Mr. McEnroe watches as Frankie and I turn and give each other a silent fist bump. Okay, maybe we are a little geeky about class projects. “Liza and I are partners, right?” Frankie asks.

The two of us are partners for pretty much
everything. In P.E., I count to twenty while Frankie does crunches, and she holds the rope while I huff and puff my way to the top (okay, more like the middle). In Spanish we quiz each other on verb tenses, and once we even made up a little skit called “Las Señoritas Bonitas” and put on wigs, makeup, and these really poofy dresses that looked completely ridiculous and not at all
bonita
. My mom still shows her friends the video of us demonstrating how to make a banana smoothie back in third grade—we were so nervous, we forgot to peel the banana.

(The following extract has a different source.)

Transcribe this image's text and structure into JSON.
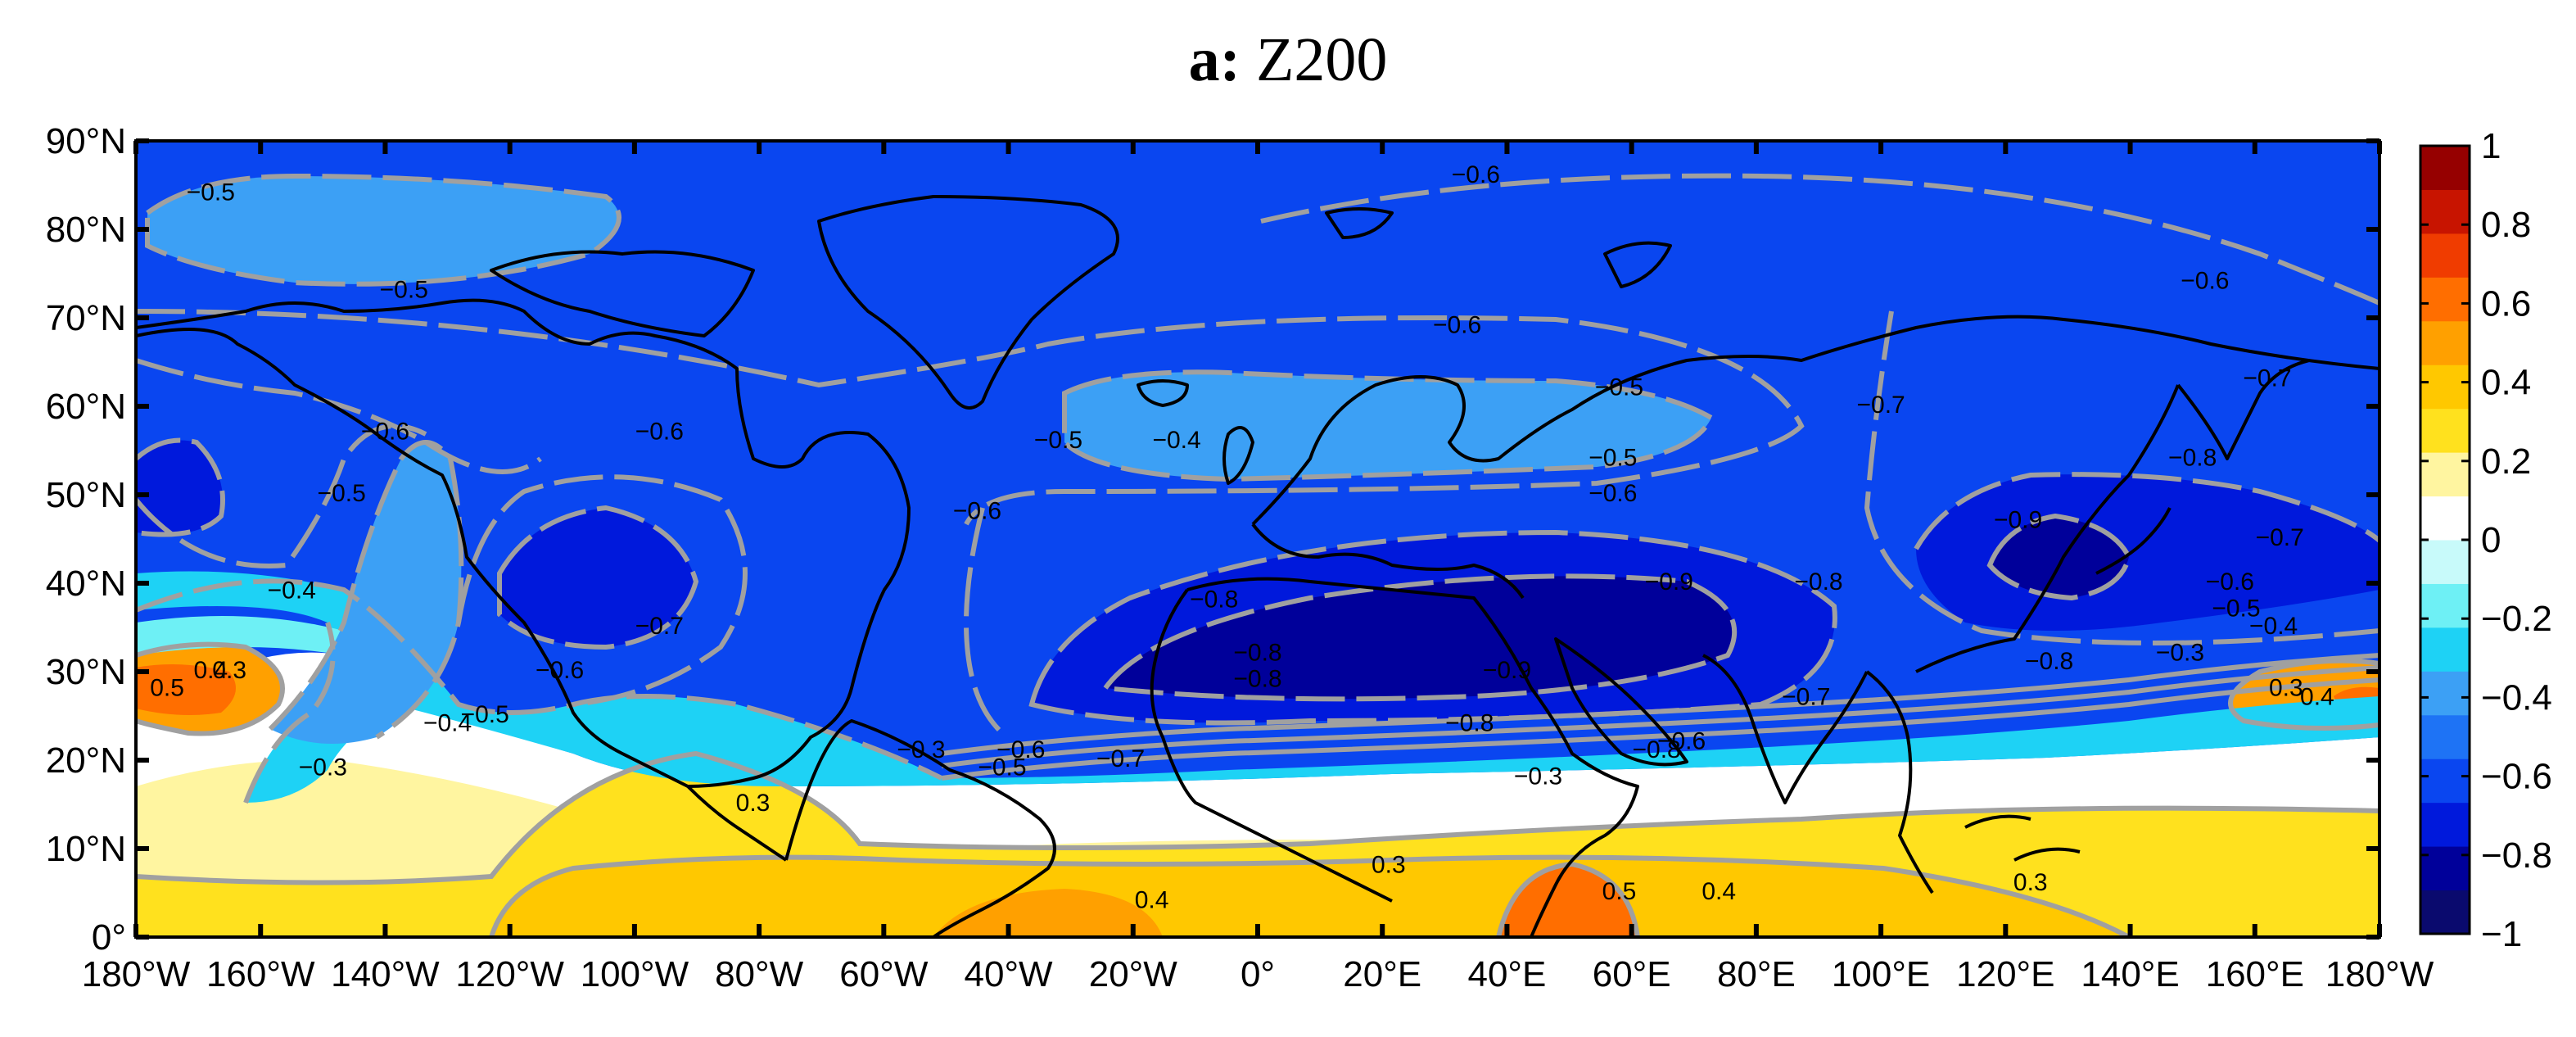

“Well,” Mr. McEnroe says, turning a chair around and straddling it backward like boys always do, “that depends.”

Frankie and I freeze mid–fist bump and exchange another look, only this time we're more confused than excited. “What do you mean?” I ask. “Depends on what?”

“I know you two like to work together, but I've decided the class will be working in groups of three
for this project. So, you girls can collaborate, but you're going to have to find a third partner, too. You may be the Dynamic Duo, but being part of a team is a great skill to learn.”

Frankie and I look pleadingly at Mr. McEnroe. “But—,” we both say at exactly the same time, but Mr. Mac just smiles at us and shakes his head.

“Cheer up, girls,” he says, still grinning and getting up from his chair. “Sometimes you have to stir things up.”

Just then the bell rings and the rest of the class starts filing in.

CHAPTER 2
Frankie

Dylan Davis has greasy hair and one of those skinny little almost-mustaches that's too thin to start shaving but just obvious enough that you can't stop staring at it. At least I can't. I have two older brothers (better known as “The Goons”) who are far from babe-magnet material—but at least they never had cheesy-looking facial hair like Dylan's. For the next fifteen minutes I'm stuck staring at the 'stache because Mr. Mac told us to pair up with
the person sitting across from us, and for me, that meant Dylan. Our new unit is on immigration, and our first assignment is to “interview” our partners about where their ancestors lived before they came to America.

“So, uh, where are your, uh, ancestors from?” Dylan asks me. Actually, he reads the question straight from his notebook, and I'm pretty sure he doesn't even know what “ancestor” means. The only thing less appealing about Dylan Davis than his looks is his personality. He doesn't actually have one from what I can tell.

“Italy,” I say automatically, because I know this history so well. Family lore and all that. “Sicily to be exact. My grandparents came to Brooklyn straight from there—both sides.”

Both sets of my grandparents arrived in Brooklyn from Sicily right after they got married, and our family has lived in Carroll Gardens ever since. My grandparents have been New Yorkers for something
like fifty years, but they still have such heavy Sicilian accents, you'd think they just got here last week.

I can tell Dylan is not remotely interested, so I look him directly in the eye, because I know it makes him nervous. My turn: “How about you?”

Dylan picks at his already-ragged cuticles. “I, uh, I'm not sure. My granddad's parents were from England, I think. He has a picture of one of those flag things with the messed up X over his desk.”